Feminists have taken Foucault one step further to critique the male gaze as an instrument of patriarchal power. The point was illustrated by Sting: “Every breath you take, every move you make, every bond you break, every step you take, I’ll be watching you.” Stalking, not love.

Now China has effectively weaponized the surveillance state with Facial Recognition Technology virtually everywhere. The Canadian federal police recently admitted their use of powerful spyware (Guardian Weekly, 15 July 2022).
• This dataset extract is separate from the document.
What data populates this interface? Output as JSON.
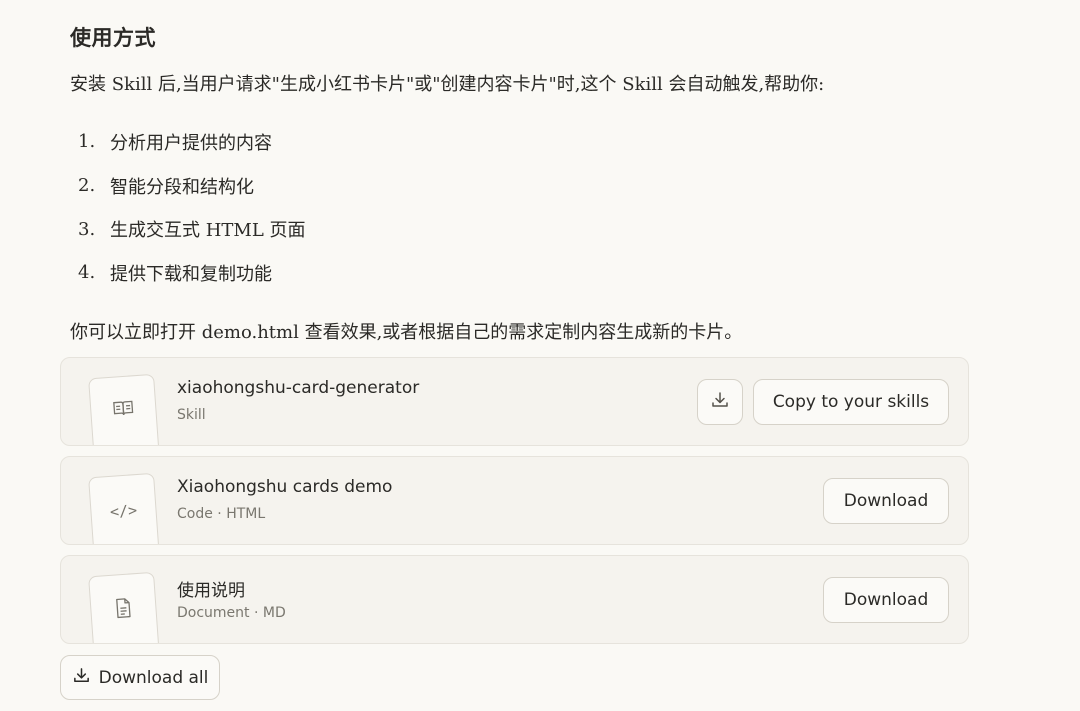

That said, the CCTV systems in place in the UK and the US helped to identify the Oklahoma City bomber in 1995, the 7.7 tube bombers in London in 2005, the Boston Marathon bombers in 2013, the Russian assassins in Salisbury in 2018, the Saudi assassins in Istanbul in 2018, and of course the Congress attackers on January 6, 2021. The surveillance state does have its uses in identifying criminals, despite the cultural relativity of definitions.

Conclusion

Sight, then, is constructed in surprisingly contradictory ways. Trustworthy but unreliable. Founding society in the glance of love, love expressed in gifts and the building of society, and so the family and community—or as oppressive and an instrument of power (Sartre, Orwell, Foucault, feminists, China)— or again as the protective surveillance of CCTV in the democracies, itself another construction. Sight as love may be seen as at the bottom of an inverted pyramid on which the whole social structure depends, or as power at the top of a class-structured pyramid of power, all-seeing, omniscient, and omnipotent. The State as God. Whether one sees society as built on love or power may depend on the society or the viewer.